Please join Blue Sky Collective in welcoming in The Sojourners.....an ensemble of The Spirituals Project...this Saturday March 14 at 10:30am.
The Sojourners: An Ensemble of The Spirituals Project is a small, fluid ensemble dedicated to "bringing the music home." The group was recently created to fulfill TSP’s commitment to keeping the spirituals vibrant and accessible by performing as soloists or in small groups of less than 12 and without a conductor.
"The spirituals are our music. Our race survived the brutal persecution of slavery with strength derived from these songs. The songs enabled us to sing when we were afraid, mourn when we were hurting and, most of all, to persevere. The message of this music has been universally embraced as a symbol of hope. The spirituals were created by people who refused to give up and this is the message we must never forget."
The Music
The choir celebrates, in effect, two traditions. One of them is the slave songs themselves. The other is the concertized versions of these songs as first brought to the American and world public by the Fisk Jubilee Singers, in the last quarter of the 19th Century, and successively by such great concert artists as Marian Anderson, Roland Hayes, Paul Robeson and Jessye Norman. The choral tradition of this music brings to mind the names of Hall Johnson, and the Hall Johnson Singers, William L. Dawson and the choirs of Tuskegee Institute and conductors and arrangers such as John W. Work, Nathaniel Dett, H.T. Burleigh and Jester Hairston.
It is in the tradition of these, to name only a few, musicians and artists that The Spirituals Project Choir carries on the commitment to sharing these very special and uniquely American songs with its growing circle of friends and fans.
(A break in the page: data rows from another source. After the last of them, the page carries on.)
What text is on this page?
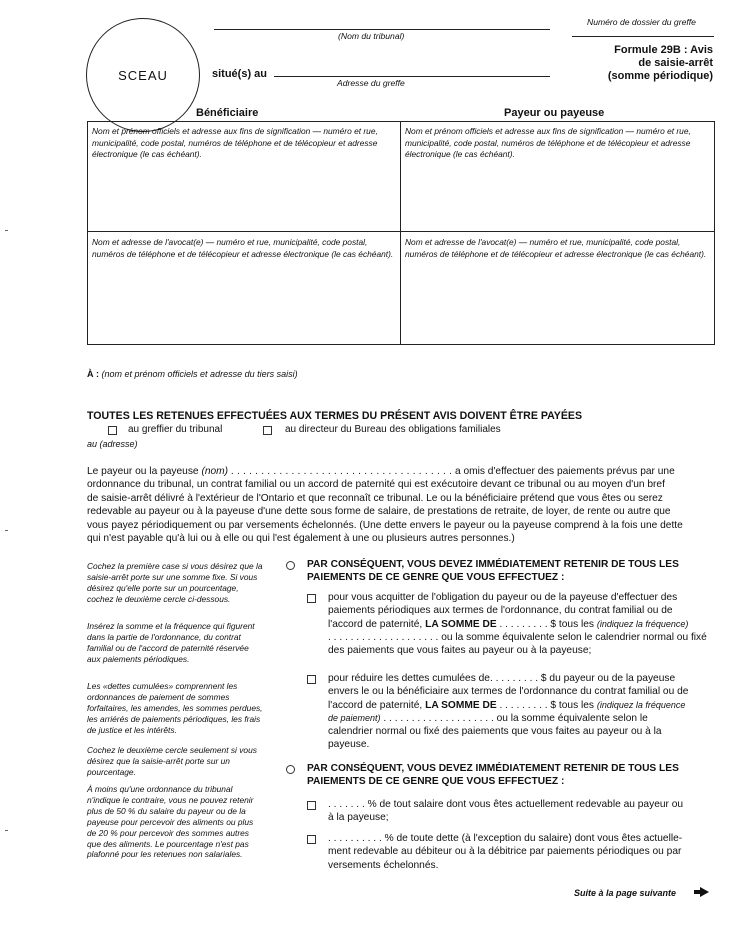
SCEAU
(Nom du tribunal)
situé(s) au
Adresse du greffe
Numéro de dossier du greffe
Formule 29B : Avis
de saisie-arrêt
(somme périodique)
Bénéficiaire	Payeur ou payeuse
Nom et prénom officiels et adresse aux fins de signification — numéro et rue, municipalité, code postal, numéros de téléphone et de télécopieur et adresse électronique (le cas échéant).
Nom et prénom officiels et adresse aux fins de signification — numéro et rue, municipalité, code postal, numéros de téléphone et de télécopieur et adresse électronique (le cas échéant).
Nom et adresse de l'avocat(e) — numéro et rue, municipalité, code postal, numéros de téléphone et de télécopieur et adresse électronique (le cas échéant).
Nom et adresse de l'avocat(e) — numéro et rue, municipalité, code postal, numéros de téléphone et de télécopieur et adresse électronique (le cas échéant).
À : (nom et prénom officiels et adresse du tiers saisi)
TOUTES LES RETENUES EFFECTUÉES AUX TERMES DU PRÉSENT AVIS DOIVENT ÊTRE PAYÉES
au greffier du tribunal	au directeur du Bureau des obligations familiales
au (adresse)
Le payeur ou la payeuse (nom) . . . . . . . . . . . . . . . . . . . . . . . . . . . . . . . . . . . . . a omis d'effectuer des paiements prévus par une
ordonnance du tribunal, un contrat familial ou un accord de paternité qui est exécutoire devant ce tribunal ou au moyen d'un bref
de saisie-arrêt délivré à l'extérieur de l'Ontario et que reconnaît ce tribunal. Le ou la bénéficiaire prétend que vous êtes ou serez
redevable au payeur ou à la payeuse d'une dette sous forme de salaire, de prestations de retraite, de loyer, de rente ou autre que
vous payez périodiquement ou par versements échelonnés. (Une dette envers le payeur ou la payeuse comprend à la fois une dette
qui n'est payable qu'à lui ou à elle ou qui l'est également à une ou plusieurs autres personnes.)
Cochez la première case si vous désirez que la saisie-arrêt porte sur une somme fixe. Si vous désirez qu'elle porte sur un pourcentage, cochez le deuxième cercle ci-dessous.
Insérez la somme et la fréquence qui figurent dans la partie de l'ordonnance, du contrat familial ou de l'accord de paternité réservée aux paiements périodiques.
Les «dettes cumulées» comprennent les ordonnances de paiement de sommes forfaitaires, les amendes, les sommes perdues, les arriérés de paiements périodiques, les frais de justice et les intérêts.
Cochez le deuxième cercle seulement si vous désirez que la saisie-arrêt porte sur un pourcentage.
À moins qu'une ordonnance du tribunal n'indique le contraire, vous ne pouvez retenir plus de 50 % du salaire du payeur ou de la payeuse pour percevoir des aliments ou plus de 20 % pour percevoir des sommes autres que des aliments. Le pourcentage n'est pas plafonné pour les retenues non salariales.
PAR CONSÉQUENT, VOUS DEVEZ IMMÉDIATEMENT RETENIR DE TOUS LES
PAIEMENTS DE CE GENRE QUE VOUS EFFECTUEZ :
pour vous acquitter de l'obligation du payeur ou de la payeuse d'effectuer des
paiements périodiques aux termes de l'ordonnance, du contrat familial ou de
l'accord de paternité, LA SOMME DE . . . . . . . . . $ tous les (indiquez la fréquence)
. . . . . . . . . . . . . . . . . . . . ou la somme équivalente selon le calendrier normal ou fixé
des paiements que vous faites au payeur ou à la payeuse;
pour réduire les dettes cumulées de. . . . . . . . . $ du payeur ou de la payeuse
envers le ou la bénéficiaire aux termes de l'ordonnance du contrat familial ou de
l'accord de paternité, LA SOMME DE . . . . . . . . . $ tous les (indiquez la fréquence
de paiement) . . . . . . . . . . . . . . . . . . . . ou la somme équivalente selon le
calendrier normal ou fixé des paiements que vous faites au payeur ou à la
payeuse.
PAR CONSÉQUENT, VOUS DEVEZ IMMÉDIATEMENT RETENIR DE TOUS LES
PAIEMENTS DE CE GENRE QUE VOUS EFFECTUEZ :
. . . . . . . % de tout salaire dont vous êtes actuellement redevable au payeur ou
à la payeuse;
. . . . . . . . . . % de toute dette (à l'exception du salaire) dont vous êtes actuelle-
ment redevable au débiteur ou à la débitrice par paiements périodiques ou par
versements échelonnés.
Suite à la page suivante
The spirit of this music cannot be contained, as is witnessed by the many people who hear the choir sing.
The choir sings primarily written arrangements of the spirituals. Many of these arrangements have become part of the standard choral concert repertoire. They include the work of William L. Dawson, Jester Hairston, Moses Hogan, John Work, Hall Johnson, Undine Smith Moore and Alice Parker. Additionally, the choir is singing new arrangements written specifically for the choir which attempt to bring back a more basic form, nearer to the style in which the songs were sung a century or more ago. This "minimalist" style is part of an objective to make these songs more accessible to a greater number of people and re-discover the earlier forms that so effectively moved people worldwide toward this music and the spirit from which it was born.